Look, I’m not going to act like I ate sashimi as a kid. My kids will, because if I’m going to give up the thing I love best for their appropriate brain development, they will be joining me in making up for lost time once they can sit on their own. In the meantime…
(although, is it really the meantime if your doctor recently told you to start taking a prenatal vitamin? Isn’t that sort of like announcing to the universe that The Meantime is a swiftly closing window? Maybe she didn’t mean to induce this sort of existential panic and only wanted me to have great hair and nails?)
…I am dedicating myself to consuming as many pieces of nigiri as one can without Jeremy Piven-ing. (And without believing for a second that he actually gave himself mercury poisoning, because do you know how much fish you’d need to accomplish that? Like, all of it.) In furtherance of that quest, M and I finally visited Sugarfish.

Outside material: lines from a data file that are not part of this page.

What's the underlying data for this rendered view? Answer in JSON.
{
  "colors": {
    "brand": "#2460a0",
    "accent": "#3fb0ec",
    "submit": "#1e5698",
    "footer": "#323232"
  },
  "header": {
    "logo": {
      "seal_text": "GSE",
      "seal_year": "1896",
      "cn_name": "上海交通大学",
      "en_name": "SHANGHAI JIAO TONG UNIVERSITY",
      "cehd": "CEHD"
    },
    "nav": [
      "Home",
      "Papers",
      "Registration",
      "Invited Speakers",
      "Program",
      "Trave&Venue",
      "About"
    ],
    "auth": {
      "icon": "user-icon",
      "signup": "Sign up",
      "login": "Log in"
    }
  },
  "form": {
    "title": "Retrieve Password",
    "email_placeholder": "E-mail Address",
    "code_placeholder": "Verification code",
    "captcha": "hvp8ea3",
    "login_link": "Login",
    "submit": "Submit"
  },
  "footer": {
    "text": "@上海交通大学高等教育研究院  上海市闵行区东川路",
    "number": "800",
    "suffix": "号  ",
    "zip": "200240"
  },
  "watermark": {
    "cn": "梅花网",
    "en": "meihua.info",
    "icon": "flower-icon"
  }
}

By way of background, let me say that M was a slow starter when it came to sushi. His upbringing was more meat-and-potatoes than mine, and so his progression went: teriyaki –> tentative caterpillar roll –> cooked shrimp on rice. When he landed on salmon sashimi, he was a true convert, and I had a partner who could (sort of) match my giddiness (he can’t squeal in my register). On Saturday night, we cheers-ed our first bites of albacore and then looked at each other, his face reflecting my disbelief: perfect.
Warm, sticky rice and incredibly fresh fish. Hand rolls with tacky seaweed and crab that tumbled out the side. Tangy ponzu that made you respect the chef’s prohibition on asking for soy sauce. A husband moaning, “I am ruined, I am ruined.”
He wasn’t kidding, really. I was four bites in before begging to go back for my birthday. But that makes it sound so Special Occasion, and it’s really not. Not a frequent thing, either–the fixed price menu, which almost everyone orders, is $30/person–but certainly doable a few times before November.
By the way, everyone’s been spreading this rumor that the gift for second anniversaries is cotton…which is so weird, because I heard recently that it was actually chopsticks. And appropriate food to go with them. Weird, right? But one must bow to custom.